Анна взбеленилась, он ее довел.
– Да отвянь ты! – выкрикнула она. – Ты, мать твою, думаешь, все будет по-твоему, да? Со мной такое не пройдет.
– Но почему? – Дэвид не терял хладнокровия. – Это работает. А теперь просто сними это, как хорошая девочка, или мне придется самому это сделать.
– Оставь ее в покое, – попросил Джо, качавший ногами, от скуки или раздражения, определить было нельзя.
Мне хотелось побежать на мостки и остановить их, драться было плохо, нам этого не разрешали, а если мы дрались, нас обоих наказывали, как и в реальной войне. Так что мы воевали тайно, негласно, и с какого-то времени я перестала отбиваться, поскольку никогда не выигрывала. Единственной защитой было убежать, стать невидимой. Я присела на верхнюю ступеньку.
– Заткнись, она моя жена, – сказал Дэвид.
Его рука сжала ее плечо. Она дернулась, тогда я увидела, как его руки обхватывают Анну, будто он хотел поцеловать ее, но он подхватил ее и закинул себе на плечо, так что волосы свесились мокрыми прядями.
– Ладно, мандавошка, – сказал он, – раздеваешься или летишь в озеро?
Анна ухватилась за бахрому его рубашки.
– Если я полечу, ты тоже.
Она произнесла это из-за завесы мокрых волос, молотя ногами, и я не могла понять, смеялась она или плакала.
– Снимай, – бросил Дэвид Джо, а потом Анне: – Считаю до десяти.
Джо поднял камеру и навел на них, как базуку или какой-то странный пыточный инструмент, затем нажал кнопку, рычажок, и камера зловеще зажужжала.
– Ну ладно, – сказала Анна, сдерживая гнев, – ты подлючий ублюдок, чтоб ты сдох.
Он поставил ее на ноги и отошел.

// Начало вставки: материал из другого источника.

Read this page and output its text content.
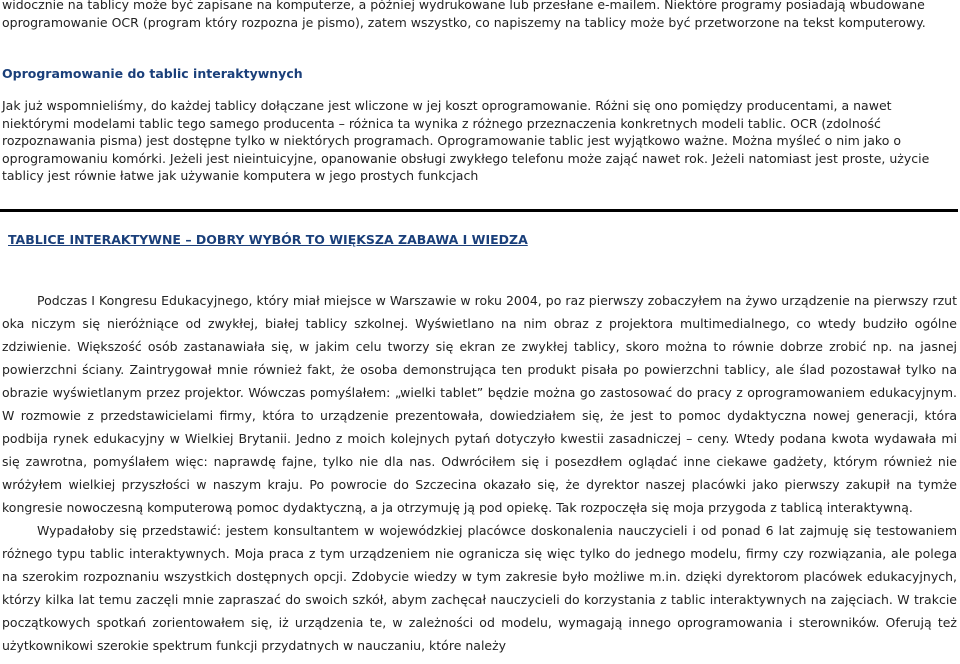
widocznie na tablicy może być zapisane na komputerze, a później wydrukowane lub przesłane e-mailem. Niektóre programy posiadają wbudowane oprogramowanie OCR (program który rozpozna je pismo), zatem wszystko, co napiszemy na tablicy może być przetworzone na tekst komputerowy.

Oprogramowanie do tablic interaktywnych

Jak już wspomnieliśmy, do każdej tablicy dołączane jest wliczone w jej koszt oprogramowanie. Różni się ono pomiędzy producentami, a nawet niektórymi modelami tablic tego samego producenta – różnica ta wynika z różnego przeznaczenia konkretnych modeli tablic. OCR (zdolność rozpoznawania pisma) jest dostępne tylko w niektórych programach. Oprogramowanie tablic jest wyjątkowo ważne. Można myśleć o nim jako o oprogramowaniu komórki. Jeżeli jest nieintuicyjne, opanowanie obsługi zwykłego telefonu może zająć nawet rok. Jeżeli natomiast jest proste, użycie tablicy jest równie łatwe jak używanie komputera w jego prostych funkcjach

TABLICE INTERAKTYWNE – DOBRY WYBÓR TO WIĘKSZA ZABAWA I WIEDZA

Podczas I Kongresu Edukacyjnego, który miał miejsce w Warszawie w roku 2004, po raz pierwszy zobaczyłem na żywo urządzenie na pierwszy rzut oka niczym się nieróżniące od zwykłej, białej tablicy szkolnej. Wyświetlano na nim obraz z projektora multimedialnego, co wtedy budziło ogólne zdziwienie. Większość osób zastanawiała się, w jakim celu tworzy się ekran ze zwykłej tablicy, skoro można to równie dobrze zrobić np. na jasnej powierzchni ściany. Zaintrygował mnie również fakt, że osoba demonstrująca ten produkt pisała po powierzchni tablicy, ale ślad pozostawał tylko na obrazie wyświetlanym przez projektor. Wówczas pomyślałem: „wielki tablet” będzie można go zastosować do pracy z oprogramowaniem edukacyjnym. W rozmowie z przedstawicielami firmy, która to urządzenie prezentowała, dowiedziałem się, że jest to pomoc dydaktyczna nowej generacji, która podbija rynek edukacyjny w Wielkiej Brytanii. Jedno z moich kolejnych pytań dotyczyło kwestii zasadniczej – ceny. Wtedy podana kwota wydawała mi się zawrotna, pomyślałem więc: naprawdę fajne, tylko nie dla nas. Odwróciłem się i posezdłem oglądać inne ciekawe gadżety, którym również nie wróżyłem wielkiej przyszłości w naszym kraju. Po powrocie do Szczecina okazało się, że dyrektor naszej placówki jako pierwszy zakupił na tymże kongresie nowoczesną komputerową pomoc dydaktyczną, a ja otrzymuję ją pod opiekę. Tak rozpoczęła się moja przygoda z tablicą interaktywną.

Wypadałoby się przedstawić: jestem konsultantem w wojewódzkiej placówce doskonalenia nauczycieli i od ponad 6 lat zajmuję się testowaniem różnego typu tablic interaktywnych. Moja praca z tym urządzeniem nie ogranicza się więc tylko do jednego modelu, firmy czy rozwiązania, ale polega na szerokim rozpoznaniu wszystkich dostępnych opcji. Zdobycie wiedzy w tym zakresie było możliwe m.in. dzięki dyrektorom placówek edukacyjnych, którzy kilka lat temu zaczęli mnie zapraszać do swoich szkół, abym zachęcał nauczycieli do korzystania z tablic interaktywnych na zajęciach. W trakcie początkowych spotkań zorientowałem się, iż urządzenia te, w zależności od modelu, wymagają innego oprogramowania i sterowników. Oferują też użytkownikowi szerokie spektrum funkcji przydatnych w nauczaniu, które należy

Ее руки, локтями наружу, стали бороться с застежкой, словно жук сучил лапками на спине, и лифчик упал – я увидела, как ее грудь разделилась надвое: два плода на тонком деревце.
– Низ тоже, – приказал ей Дэвид, словно упрямому ребенку, и она, окинув его презрительным взглядом, нагнулась. – Теперь покажи сексуальность, подвигай попой; потанцуй для нас.
Секунду Анна стояла, красно-коричневая, с желтым пухом и белыми следами от купальника, глядя на них с ненавистью. Потом резко показала им средний палец, пробежала до края мостков и прыгнула в озеро. Она шумно хлопнулась животом, подняв уйму брызг, словно яйцо разбилось. Вынырнув, с волосами, прилипшими ко лбу, она поплыла по дуге к песчаному мысу, неуклюже молотя руками по воде.
– Снял? – спросил Дэвид спокойно, через плечо.
– Кое-что, – ответил Джо. – Может, ты ей прикажешь еще так сделать?
Я подумала, что это сарказм, но не могла быть уверена. Джо принялся откручивать камеру от треножника.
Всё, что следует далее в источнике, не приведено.